Leerink Partner analyst Danielle Antalffy said that they expected that results from the trial might end up having a positive effect on the company’s shares, according to a letter to investors.
“While [Abiomed] shares have run in the last few days – +25% off recent lows – we do think investors will likely focus on these encouraging trends in infarct size, and shares could move moderately higher on this data,” Antalffy wrote in a letter on Sunday.
Abiomed saw its shares drop approximately 13.1% on Monday, opening at $388.99 and closing at $337.86. The drop was reportedly due to the high expectations of the company’s investors, according to another letter to investors from Antalffy released today.
“Despite the pilot trial’s success, [Abiomed] shares sold off yesterday, likely caused by: (1) Elevated investor expectations for more definitive positive trends favoring the unloading arm, which would have been incredibly difficult in such a small trial; (2) what may be perceived as a modest delay in initiation of the pivotal trial, with [Abiomed] targeting 2H19 vs 1H19; and (3) a broader selloff in MedTech, and specifically in growth/momentum stocks,” Antalffy wrote.
They went on to state that at its reduced price, shares in the company reflect “very little STEMI, which we peg to be nearly $140/share based on our DCF”.
If the pivotal trial of the device is successful, Abiomed could see a nearly double increase in its total addressable market, Antalffy said, who was bullish on the company’s efforts.
“With or without STEMI, we believe [Abiomed] has a monopoly in a large and under penetrated market that ultimately could prove to be multiples of its current size.
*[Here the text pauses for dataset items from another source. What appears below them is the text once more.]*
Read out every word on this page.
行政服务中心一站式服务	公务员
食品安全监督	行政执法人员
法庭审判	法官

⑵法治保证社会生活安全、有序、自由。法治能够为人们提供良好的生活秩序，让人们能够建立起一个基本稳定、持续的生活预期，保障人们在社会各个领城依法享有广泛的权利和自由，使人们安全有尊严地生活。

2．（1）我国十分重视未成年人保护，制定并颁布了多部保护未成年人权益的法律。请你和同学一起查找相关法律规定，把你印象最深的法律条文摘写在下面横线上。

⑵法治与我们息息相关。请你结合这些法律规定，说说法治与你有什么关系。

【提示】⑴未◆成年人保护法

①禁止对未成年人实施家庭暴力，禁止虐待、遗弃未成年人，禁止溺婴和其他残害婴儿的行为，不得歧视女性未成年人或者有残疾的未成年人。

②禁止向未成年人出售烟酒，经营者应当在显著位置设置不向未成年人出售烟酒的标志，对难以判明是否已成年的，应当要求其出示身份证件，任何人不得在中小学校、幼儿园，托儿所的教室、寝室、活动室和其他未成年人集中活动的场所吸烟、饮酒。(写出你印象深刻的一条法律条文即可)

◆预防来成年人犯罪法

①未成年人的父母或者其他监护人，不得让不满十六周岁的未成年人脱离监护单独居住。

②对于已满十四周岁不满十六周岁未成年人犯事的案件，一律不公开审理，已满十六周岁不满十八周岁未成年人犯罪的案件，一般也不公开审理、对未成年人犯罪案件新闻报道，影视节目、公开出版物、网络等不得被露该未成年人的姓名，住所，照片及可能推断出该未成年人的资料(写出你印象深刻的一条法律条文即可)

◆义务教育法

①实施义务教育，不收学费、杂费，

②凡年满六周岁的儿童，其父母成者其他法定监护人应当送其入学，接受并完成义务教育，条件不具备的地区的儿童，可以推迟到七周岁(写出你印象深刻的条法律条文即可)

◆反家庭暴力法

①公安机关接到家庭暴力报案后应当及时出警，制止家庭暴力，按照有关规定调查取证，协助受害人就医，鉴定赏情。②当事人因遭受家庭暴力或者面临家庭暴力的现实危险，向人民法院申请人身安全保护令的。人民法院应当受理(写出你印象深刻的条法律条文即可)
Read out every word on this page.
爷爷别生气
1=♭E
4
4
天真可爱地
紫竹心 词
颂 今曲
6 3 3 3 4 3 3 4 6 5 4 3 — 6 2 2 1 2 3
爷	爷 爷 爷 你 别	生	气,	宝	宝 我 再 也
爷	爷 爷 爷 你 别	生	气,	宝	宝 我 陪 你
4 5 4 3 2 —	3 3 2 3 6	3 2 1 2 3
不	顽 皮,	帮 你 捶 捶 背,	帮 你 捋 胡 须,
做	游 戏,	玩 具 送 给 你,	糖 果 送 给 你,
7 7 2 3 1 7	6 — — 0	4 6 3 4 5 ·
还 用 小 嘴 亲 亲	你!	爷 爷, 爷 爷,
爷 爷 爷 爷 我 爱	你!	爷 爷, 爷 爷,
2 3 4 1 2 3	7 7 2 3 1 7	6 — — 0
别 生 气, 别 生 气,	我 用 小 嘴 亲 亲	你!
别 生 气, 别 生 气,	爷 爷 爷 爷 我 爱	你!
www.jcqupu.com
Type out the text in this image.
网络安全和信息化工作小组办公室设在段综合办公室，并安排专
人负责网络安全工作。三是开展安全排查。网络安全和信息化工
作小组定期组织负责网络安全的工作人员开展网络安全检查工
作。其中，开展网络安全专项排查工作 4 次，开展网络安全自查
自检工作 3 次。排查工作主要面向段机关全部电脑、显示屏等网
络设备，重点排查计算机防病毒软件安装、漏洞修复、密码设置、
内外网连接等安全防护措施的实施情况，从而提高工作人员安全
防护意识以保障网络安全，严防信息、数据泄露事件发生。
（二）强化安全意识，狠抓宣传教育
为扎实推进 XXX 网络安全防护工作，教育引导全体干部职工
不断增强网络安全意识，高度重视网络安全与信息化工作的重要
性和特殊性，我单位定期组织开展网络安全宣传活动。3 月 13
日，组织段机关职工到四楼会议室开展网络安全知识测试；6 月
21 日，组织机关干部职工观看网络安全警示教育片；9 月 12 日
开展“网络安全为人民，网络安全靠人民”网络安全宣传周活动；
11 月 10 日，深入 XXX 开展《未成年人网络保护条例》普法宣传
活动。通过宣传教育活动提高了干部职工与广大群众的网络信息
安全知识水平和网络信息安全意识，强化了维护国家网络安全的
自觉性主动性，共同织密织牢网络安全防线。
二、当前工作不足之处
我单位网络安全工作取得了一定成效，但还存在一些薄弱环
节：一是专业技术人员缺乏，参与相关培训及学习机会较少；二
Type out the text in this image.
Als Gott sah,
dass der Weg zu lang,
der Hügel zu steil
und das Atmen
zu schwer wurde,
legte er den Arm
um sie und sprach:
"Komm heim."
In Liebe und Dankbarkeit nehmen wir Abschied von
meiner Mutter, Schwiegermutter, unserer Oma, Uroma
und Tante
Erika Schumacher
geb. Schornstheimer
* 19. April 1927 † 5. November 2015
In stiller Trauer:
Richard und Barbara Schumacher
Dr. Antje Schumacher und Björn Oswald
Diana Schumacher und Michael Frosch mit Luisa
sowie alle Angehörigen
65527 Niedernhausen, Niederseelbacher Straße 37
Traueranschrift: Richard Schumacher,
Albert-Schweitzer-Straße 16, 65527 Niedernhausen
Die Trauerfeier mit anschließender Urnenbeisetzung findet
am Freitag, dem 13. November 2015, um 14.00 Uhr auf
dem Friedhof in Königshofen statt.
More importantly, we believe the company will most likely revise its multi-year vision set at the 2015 analyst meeting – $1B+ in revenue from the current high risk PCI and cariogenic shock indications alone by FY2021 and ~30% operating margins – with the company clearly tracking ahead of this goal already on operating margins and pushing close to $1B insoles next year, based on our estimates,” Antalffy wrote in a letter to investors.
Shares in Abiomed have dropped a much smaller 0.3% today, at $336.72 as of 11:15 a.m. EST.